Predators of Press Freedom: Eritrea - Issaias Afeworki
|Publisher||Reporters Without Borders|
|Publication Date||3 May 2011|
|Cite as||Reporters Without Borders, Predators of Press Freedom: Eritrea - Issaias Afeworki, 3 May 2011, available at: http://www.refworld.org/docid/4dc2b531c.html [accessed 23 May 2013]|
|Disclaimer||This is not a UNHCR publication. UNHCR is not responsible for, nor does it necessarily endorse, its content. Any views expressed are solely those of the author or publisher and do not necessarily reflect those of UNHCR, the United Nations or its Member States.|
Issaias Afeworki, President, Eritrea
Freed from Ethiopian domination in 1991 and enslaved again in 2001 by Issaias Afeworki's authoritarian lunacy, Eritrea has the distinction of being Africa's youngest republic (until South Sudan's creation) and at the same time governed by its most ruthless dictator. A former rebel chief and hero of Eritrea's war of liberation, he makes no bones about his totalitarian tendencies. He believes a price must be paid for Eritrea's independence. Basic freedoms were officially "suspended" ten years ago after ruling party dissidents started pressing for more democracy. Any hint of opposition is seen as a threat to "national security." The privately-owned media no longer exist. There are just state media whose content is worthy of the Soviet era.

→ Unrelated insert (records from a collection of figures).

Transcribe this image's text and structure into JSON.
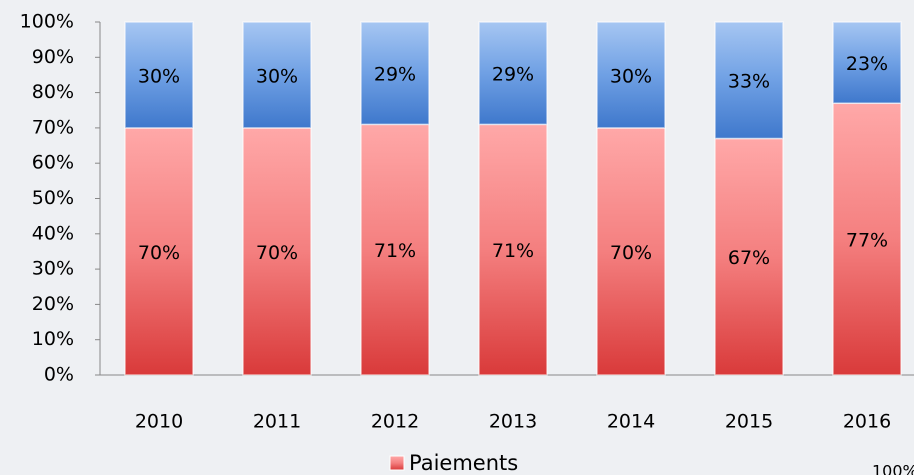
{
  "chart_data": {
    "type": "stacked_bar",
    "categories": [
      "2010",
      "2011",
      "2012",
      "2013",
      "2014",
      "2015",
      "2016"
    ],
    "series": [
      {
        "name": "Paiements",
        "color": "#e84a4a",
        "values": [
          70,
          70,
          71,
          71,
          70,
          67,
          77
        ],
        "value_labels": [
          "70%",
          "70%",
          "71%",
          "71%",
          "70%",
          "67%",
          "77%"
        ]
      },
      {
        "color": "#4a86d8",
        "values": [
          30,
          30,
          29,
          29,
          30,
          33,
          23
        ],
        "value_labels": [
          "30%",
          "30%",
          "29%",
          "29%",
          "30%",
          "33%",
          "23%"
        ]
      }
    ],
    "ylim": [
      0,
      100
    ],
    "yticks": [
      {
        "value": 0,
        "label": "0%"
      },
      {
        "value": 10,
        "label": "10%"
      },
      {
        "value": 20,
        "label": "20%"
      },
      {
        "value": 30,
        "label": "30%"
      },
      {
        "value": 40,
        "label": "40%"
      },
      {
        "value": 50,
        "label": "50%"
      },
      {
        "value": 60,
        "label": "60%"
      },
      {
        "value": 70,
        "label": "70%"
      },
      {
        "value": 80,
        "label": "80%"
      },
      {
        "value": 90,
        "label": "90%"
      },
      {
        "value": 100,
        "label": "100%"
      }
    ],
    "annotation": "100%"
  }
}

Ruled with an iron hand by a small ultra-nationalist clique centred on Afeworki, this Red Sea country has been transformed in just a few years into a vast open prison, Africa's biggest jail for the media. Around 30 journalists are currently being held in prisons, undergrounds cells or metal containers. Four of them have died as a result of the extremely cruel conditions or committed suicide. Others have just disappeared. And others flee the country illegally, at risk to their lives. But when President Afeworki is asked about the imprisoned journalists, as he was by Al-Jazeera in May 2008, he replies: "There were never any. There aren't any. You have been misinformed."